Monday, November 12, 2018


Examples

                After retiring, I wondered what it was I was supposed to be doing.  When I was teaching, it seemed like I was contributing something small but tangible to the struggle for a better world.  Absent that, it was unclear to me what I could contribute.  I like the freedom of reading and thinking what I want instead of having other people dictate what I have to respond to.  I like spending more time talking and hanging out with the people I choose to instead having to interact with people I really didn’t care much about.  I liked being retired, but I still wondered what I should be doing. 
                Working my way through the idea of deep epistemology has helped me reframe that question somewhat.  I no longer think of it as what I should do, but how I should be.  At this point, it seems to me that like older men in some Buddhist traditions, my true goal is to work on myself, not for any reward or external affirmation, but because the benefit of age is reflection.  In my working life, my mental reflexes were too amped up to be truly reflective.  Like most men growing up in this culture, I was set on solving problems and doing battle with those who opposed the way I saw the world.  There was never a shortage of either of those provocations.  I judged my contributions to the situation by winning and exerting control.  I suppose that is what youth demands – or at least my youth demanded it.  I tried not to be a complete jerk, and, in my telling of it, at least, my battles were mostly trying to speak truth to power and injustice.  Power and injustice always seemed to win.

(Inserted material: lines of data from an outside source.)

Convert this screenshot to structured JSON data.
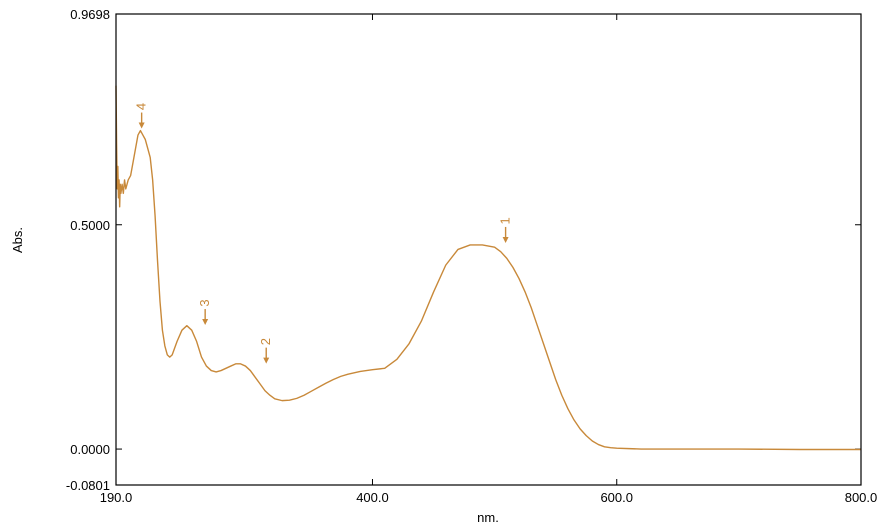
{
  "chart_data": {
    "type": "line",
    "title": "",
    "xlabel": "nm.",
    "ylabel": "Abs.",
    "xlim": [
      190.0,
      800.0
    ],
    "ylim": [
      -0.0801,
      0.9698
    ],
    "grid": false,
    "x_ticks": [
      {
        "value": 190.0,
        "label": "190.0"
      },
      {
        "value": 400.0,
        "label": "400.0"
      },
      {
        "value": 600.0,
        "label": "600.0"
      },
      {
        "value": 800.0,
        "label": "800.0"
      }
    ],
    "y_ticks": [
      {
        "value": 0.9698,
        "label": "0.9698"
      },
      {
        "value": 0.5,
        "label": "0.5000"
      },
      {
        "value": 0.0,
        "label": "0.0000"
      },
      {
        "value": -0.0801,
        "label": "-0.0801"
      }
    ],
    "line_color": "#c8893a",
    "series": [
      {
        "x": [
          190,
          190.5,
          191,
          191.5,
          192,
          192.5,
          193,
          193.5,
          194,
          195,
          196,
          197,
          198,
          199,
          200,
          202,
          204,
          206,
          208,
          210,
          212,
          214,
          216,
          218,
          220,
          222,
          224,
          226,
          228,
          230,
          232,
          234,
          236,
          238,
          240,
          244,
          248,
          252,
          256,
          260,
          264,
          268,
          272,
          276,
          280,
          284,
          288,
          292,
          296,
          300,
          304,
          308,
          312,
          316,
          320,
          326,
          332,
          338,
          344,
          350,
          356,
          362,
          368,
          374,
          380,
          390,
          400,
          410,
          420,
          430,
          440,
          450,
          460,
          470,
          480,
          490,
          500,
          505,
          510,
          515,
          520,
          525,
          530,
          535,
          540,
          545,
          550,
          555,
          560,
          565,
          570,
          575,
          580,
          585,
          590,
          595,
          600,
          610,
          620,
          650,
          700,
          750,
          790,
          800
        ],
        "y": [
          0.81,
          0.68,
          0.58,
          0.63,
          0.56,
          0.6,
          0.54,
          0.59,
          0.57,
          0.59,
          0.57,
          0.6,
          0.58,
          0.59,
          0.6,
          0.61,
          0.64,
          0.67,
          0.7,
          0.71,
          0.7,
          0.69,
          0.67,
          0.65,
          0.6,
          0.52,
          0.42,
          0.33,
          0.265,
          0.23,
          0.21,
          0.205,
          0.21,
          0.225,
          0.24,
          0.265,
          0.275,
          0.265,
          0.24,
          0.205,
          0.185,
          0.175,
          0.172,
          0.175,
          0.18,
          0.185,
          0.19,
          0.19,
          0.185,
          0.175,
          0.16,
          0.145,
          0.13,
          0.12,
          0.112,
          0.108,
          0.109,
          0.113,
          0.12,
          0.129,
          0.138,
          0.147,
          0.155,
          0.162,
          0.167,
          0.173,
          0.177,
          0.18,
          0.2,
          0.235,
          0.285,
          0.35,
          0.41,
          0.445,
          0.455,
          0.455,
          0.45,
          0.44,
          0.425,
          0.405,
          0.38,
          0.35,
          0.315,
          0.275,
          0.235,
          0.195,
          0.155,
          0.12,
          0.09,
          0.065,
          0.045,
          0.03,
          0.018,
          0.01,
          0.005,
          0.003,
          0.002,
          0.001,
          0.0,
          0.0,
          0.0,
          -0.001,
          -0.001,
          -0.001
        ]
      }
    ],
    "annotations": [
      {
        "label": "1",
        "x": 509,
        "y": 0.455
      },
      {
        "label": "2",
        "x": 313,
        "y": 0.186
      },
      {
        "label": "3",
        "x": 263,
        "y": 0.272
      },
      {
        "label": "4",
        "x": 211,
        "y": 0.71
      }
    ]
  }
}
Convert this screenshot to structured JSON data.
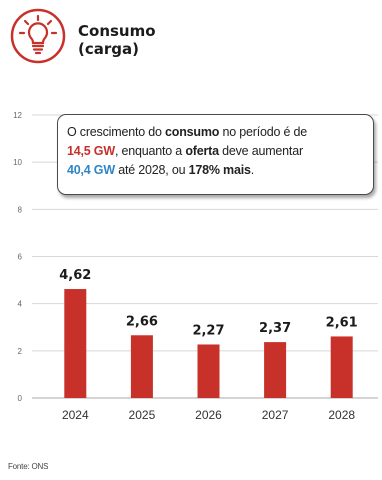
{
  "header": {
    "title_line1": "Consumo",
    "title_line2": "(carga)",
    "icon": "light-bulb-icon",
    "icon_color": "#c8302a"
  },
  "callout": {
    "p1": "O crescimento do ",
    "b1": "consumo",
    "p2": " no período é de ",
    "red_value": "14,5 GW",
    "p3": ", enquanto a ",
    "b2": "oferta",
    "p4": " deve aumentar ",
    "blue_value": "40,4 GW",
    "p5": " até 2028, ou ",
    "b3": "178% mais",
    "p6": "."
  },
  "source": "Fonte: ONS",
  "chart_data": {
    "type": "bar",
    "categories": [
      "2024",
      "2025",
      "2026",
      "2027",
      "2028"
    ],
    "values": [
      4.62,
      2.66,
      2.27,
      2.37,
      2.61
    ],
    "value_labels": [
      "4,62",
      "2,66",
      "2,27",
      "2,37",
      "2,61"
    ],
    "yticks": [
      "0",
      "2",
      "4",
      "6",
      "8",
      "10",
      "12"
    ],
    "ylim": [
      0,
      12
    ],
    "grid": true,
    "bar_color": "#c8302a",
    "grid_color": "#d7d7d7"
  }
}
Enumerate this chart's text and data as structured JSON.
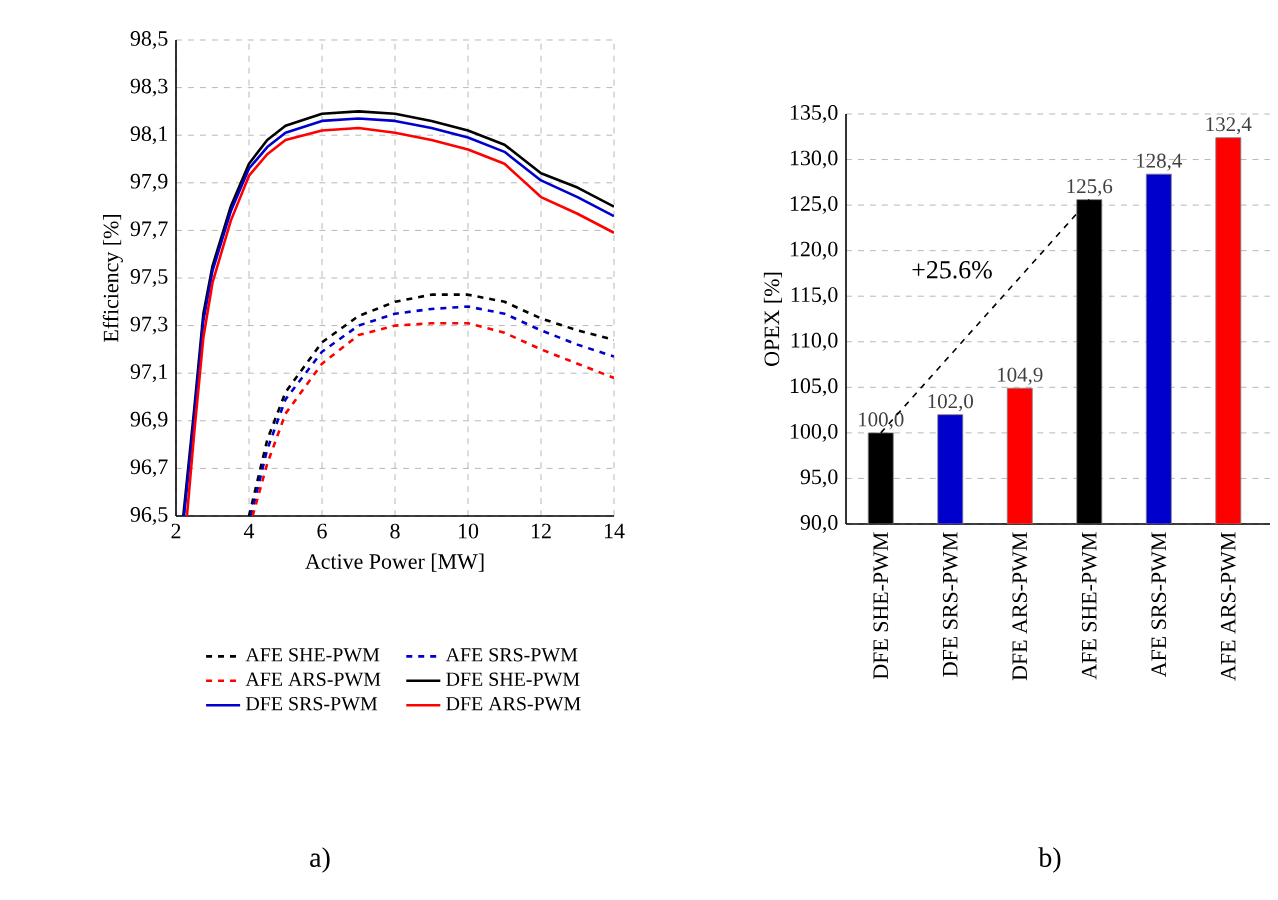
{
  "chart_data": [
    {
      "type": "line",
      "xlabel": "Active Power [MW]",
      "ylabel": "Efficiency [%]",
      "xlim": [
        2,
        14
      ],
      "ylim": [
        96.5,
        98.5
      ],
      "xticks": [
        2,
        4,
        6,
        8,
        10,
        12,
        14
      ],
      "yticks": [
        {
          "value": 96.5,
          "label": "96,5"
        },
        {
          "value": 96.7,
          "label": "96,7"
        },
        {
          "value": 96.9,
          "label": "96,9"
        },
        {
          "value": 97.1,
          "label": "97,1"
        },
        {
          "value": 97.3,
          "label": "97,3"
        },
        {
          "value": 97.5,
          "label": "97,5"
        },
        {
          "value": 97.7,
          "label": "97,7"
        },
        {
          "value": 97.9,
          "label": "97,9"
        },
        {
          "value": 98.1,
          "label": "98,1"
        },
        {
          "value": 98.3,
          "label": "98,3"
        },
        {
          "value": 98.5,
          "label": "98,5"
        }
      ],
      "grid": true,
      "legend": "bottom",
      "annotations": [
        "a)"
      ],
      "series": [
        {
          "name": "AFE SHE-PWM",
          "color": "#000000",
          "line_style": "dashed",
          "x": [
            4.0,
            4.5,
            5,
            6,
            7,
            8,
            9,
            10,
            11,
            12,
            13,
            14
          ],
          "values": [
            96.5,
            96.82,
            97.02,
            97.23,
            97.34,
            97.4,
            97.43,
            97.43,
            97.4,
            97.33,
            97.28,
            97.24
          ]
        },
        {
          "name": "AFE SRS-PWM",
          "color": "#0000cc",
          "line_style": "dashed",
          "x": [
            4.05,
            4.5,
            5,
            6,
            7,
            8,
            9,
            10,
            11,
            12,
            13,
            14
          ],
          "values": [
            96.5,
            96.78,
            96.99,
            97.19,
            97.3,
            97.35,
            97.37,
            97.38,
            97.35,
            97.28,
            97.22,
            97.17
          ]
        },
        {
          "name": "AFE ARS-PWM",
          "color": "#ff0000",
          "line_style": "dashed",
          "x": [
            4.1,
            4.5,
            5,
            6,
            7,
            8,
            9,
            10,
            11,
            12,
            13,
            14
          ],
          "values": [
            96.5,
            96.72,
            96.93,
            97.14,
            97.26,
            97.3,
            97.31,
            97.31,
            97.27,
            97.2,
            97.14,
            97.08
          ]
        },
        {
          "name": "DFE SHE-PWM",
          "color": "#000000",
          "line_style": "solid",
          "x": [
            2.2,
            2.5,
            2.75,
            3,
            3.5,
            4,
            4.5,
            5,
            6,
            7,
            8,
            9,
            10,
            11,
            11.5,
            12,
            13,
            14
          ],
          "values": [
            96.5,
            96.95,
            97.35,
            97.55,
            97.8,
            97.98,
            98.08,
            98.14,
            98.19,
            98.2,
            98.19,
            98.16,
            98.12,
            98.06,
            98.0,
            97.94,
            97.88,
            97.8
          ]
        },
        {
          "name": "DFE SRS-PWM",
          "color": "#0000cc",
          "line_style": "solid",
          "x": [
            2.22,
            2.5,
            2.75,
            3,
            3.5,
            4,
            4.5,
            5,
            6,
            7,
            8,
            9,
            10,
            11,
            11.5,
            12,
            13,
            14
          ],
          "values": [
            96.5,
            96.92,
            97.32,
            97.53,
            97.78,
            97.96,
            98.05,
            98.11,
            98.16,
            98.17,
            98.16,
            98.13,
            98.09,
            98.03,
            97.97,
            97.91,
            97.84,
            97.76
          ]
        },
        {
          "name": "DFE ARS-PWM",
          "color": "#ff0000",
          "line_style": "solid",
          "x": [
            2.3,
            2.5,
            2.75,
            3,
            3.5,
            4,
            4.5,
            5,
            6,
            7,
            8,
            9,
            10,
            11,
            11.5,
            12,
            13,
            14
          ],
          "values": [
            96.5,
            96.85,
            97.25,
            97.48,
            97.74,
            97.93,
            98.02,
            98.08,
            98.12,
            98.13,
            98.11,
            98.08,
            98.04,
            97.98,
            97.91,
            97.84,
            97.77,
            97.69
          ]
        }
      ]
    },
    {
      "type": "bar",
      "ylabel": "OPEX [%]",
      "ylim": [
        90,
        135
      ],
      "categories": [
        "DFE SHE-PWM",
        "DFE SRS-PWM",
        "DFE ARS-PWM",
        "AFE SHE-PWM",
        "AFE SRS-PWM",
        "AFE ARS-PWM"
      ],
      "yticks": [
        {
          "value": 90,
          "label": "90,0"
        },
        {
          "value": 95,
          "label": "95,0"
        },
        {
          "value": 100,
          "label": "100,0"
        },
        {
          "value": 105,
          "label": "105,0"
        },
        {
          "value": 110,
          "label": "110,0"
        },
        {
          "value": 115,
          "label": "115,0"
        },
        {
          "value": 120,
          "label": "120,0"
        },
        {
          "value": 125,
          "label": "125,0"
        },
        {
          "value": 130,
          "label": "130,0"
        },
        {
          "value": 135,
          "label": "135,0"
        }
      ],
      "values": [
        100.0,
        102.0,
        104.9,
        125.6,
        128.4,
        132.4
      ],
      "value_labels": [
        "100,0",
        "102,0",
        "104,9",
        "125,6",
        "128,4",
        "132,4"
      ],
      "colors": [
        "#000000",
        "#0000cc",
        "#ff0000",
        "#000000",
        "#0000cc",
        "#ff0000"
      ],
      "grid": "y",
      "annotations": [
        "+25.6%",
        "b)"
      ]
    }
  ]
}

                From the perspective of retirement and deep epistemology, I see things differently.  I can be calmer now than I was before.  I still care as deeply about the outcomes, but they aren’t really my outcomes anymore.  Accepting my age means accepting a different role.  I think people who still want to direct things in their 70’s and 80’s are missing the point, not because they don’t “get it,” but because they are wasting their hard earned perspective on moment to moment chaos.  (Of course, it helps that nobody really cares what I think anymore).  Reflection is so lacking in this culture, where the pressure is to act and react instantly.  The way I see it now, our job – or at least my job – is to be an example of virtuous and mindful action.  I want to set aside being clever and aggressive for the opportunity to learn how to be an example of the things I always said I believed in.
                In cultures that have some sense of filial piety, they value age for the perspective, perhaps even the wisdom, it brings.  At the very least, we should be in a position to reflect on what we’ve seen and done instead of just reacting to the next stimulus in an endless stream of new stimuli.  One of the cultural consequences of deracinated and disembodied consciousness is that we lose our sense of mortality – not in some mawkish or fatalistic sense, but as the grounds of our being in the world.  Time is only meaningful to living things.  The gift that time bestows on us is to see what is important and what isn’t.  It is important that we reconnect to our bodies and the rest of the living universe. 
                I don’t plan on being a good example all the time, nor do I expect to overcome my rash and impulsive nature.  Cut in front of me in line and I’ll give you a demonstration.  But I can be an example of becoming to those who care or want to notice.  I can’t open a web site to market it or make money off it, but I can make this phase of my life richer.  Maybe I can help as part of a larger conversation about how we reimagine democracy and virtue.  I can at least listen and wait for a pause in the action for a chance to share what I know.  If that doesn’t happen, I can wait some more.  When I was a kid, I wanted to be a wizard.  That ain’t happening, but the disguise of wizards is often playing the role of an old fool. I’ve got that one down.